Gnosticism, Archons/Greys, The Controller Agenda. The Jinn.

Ascending Starseed | July 20 2012

They sought to overpower humanity in its psychological and perceptual functions… although they saw that human thinking was superior to theirs… For indeed their delight is bitter and their beauty is depraved. And their triumph is in deception (apaton), leading astray, for their own structure is without divinity.”

Breathtaking, but what is that? Who said that? Of whom does it speak? Is it ancient? Is it contemporary? Is it correct? Is it relevant?

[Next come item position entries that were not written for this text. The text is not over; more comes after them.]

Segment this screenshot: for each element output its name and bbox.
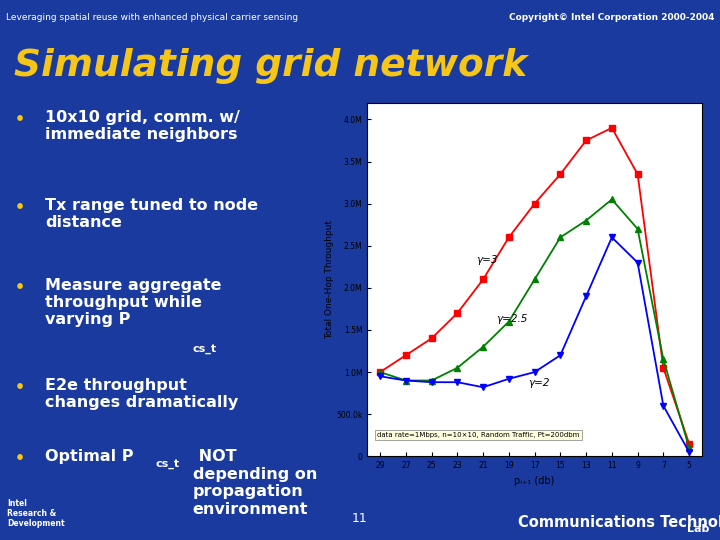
Text: data rate=1Mbps, n=10×10, Random Traffic, Pt=200dbm: data rate=1Mbps, n=10×10, Random Traffic… [377,432,580,438]
Text: Optimal P: Optimal P [45,449,133,464]
Text: •: • [15,280,25,295]
Text: Intel
Research &
Development: Intel Research & Development [7,499,65,529]
Text: Simulating grid network: Simulating grid network [14,48,528,84]
Text: cs_t: cs_t [156,460,179,469]
Text: γ=2: γ=2 [528,379,549,388]
Text: •: • [15,200,25,215]
X-axis label: pᵢ₊₁ (db): pᵢ₊₁ (db) [514,476,555,485]
Text: •: • [15,451,25,467]
Text: •: • [15,380,25,395]
Text: 10x10 grid, comm. w/
immediate neighbors: 10x10 grid, comm. w/ immediate neighbors [45,110,240,142]
Text: γ=3: γ=3 [477,254,498,265]
Text: •: • [15,112,25,127]
Text: Communications Technology: Communications Technology [518,516,720,530]
Text: Measure aggregate
throughput while
varying P: Measure aggregate throughput while varyi… [45,278,222,327]
Text: E2e throughput
changes dramatically: E2e throughput changes dramatically [45,377,238,410]
Text: γ=2.5: γ=2.5 [496,314,527,323]
Y-axis label: Total One-Hop Throughput: Total One-Hop Throughput [325,220,335,339]
Text: cs_t: cs_t [193,343,217,354]
Text: Lab: Lab [687,524,709,534]
Text: 11: 11 [352,511,368,525]
Text: Leveraging spatial reuse with enhanced physical carrier sensing: Leveraging spatial reuse with enhanced p… [6,13,298,22]
Text: Copyright© Intel Corporation 2000-2004: Copyright© Intel Corporation 2000-2004 [509,13,714,22]
Text: NOT
depending on
propagation
environment: NOT depending on propagation environment [193,449,318,517]
Text: Tx range tuned to node
distance: Tx range tuned to node distance [45,198,258,230]
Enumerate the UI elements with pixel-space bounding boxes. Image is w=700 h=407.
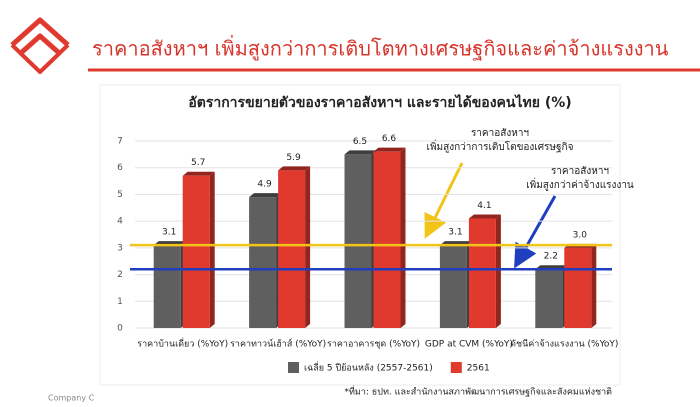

What is it doing here in the pages of Open SETI?

Let’s begin with the last part of the question.

Open SETI is in some ways the opposite of SETI. SETI is an extraordinarily “narrow-band” search arising from a most denatured strain of modern-day scientific/intellectual thought. Open SETI begins with being… open. And what does one see, when open?

Would you agree that one sees a magnificent planet inhabited by a humanity that is becoming demented, even by its own definition?

This humanity is fragmenting, at war with itself, and each faction looking desperately for salvation from its particular idea of deity.

No small number of humans hope for help from another quarter: contact with extraterrestrial beings. Surely the SETI community derives at least some of its support from this dream.68 It manifests strongly among many “UFO believers” as well.

It will turn out that this dream of salvation has everything to do with our opening passage.

The passage is tight with ideas:

  • Some group attempted to overpower humanity.
  • The field of attack was psychological and perceptual.
  • Human thinking was superior to theirs.
  • Something about their pleasure and beauty is off.
  • They succeed, but only through deception because…
  • …There is such a thing as “divinity.”
  • …It is implied that we have it.
  • …They lack it.

These ideas form at least part of the “paradigm” for this page… which, as usual for this website, has little to do with that of conventional SETI with its focus on detection, astrobiology, habitable planets, etc.

Our opening quote is from The Apocryphon of John II, a Nag Hammadi text extensively discussed by author John Lash.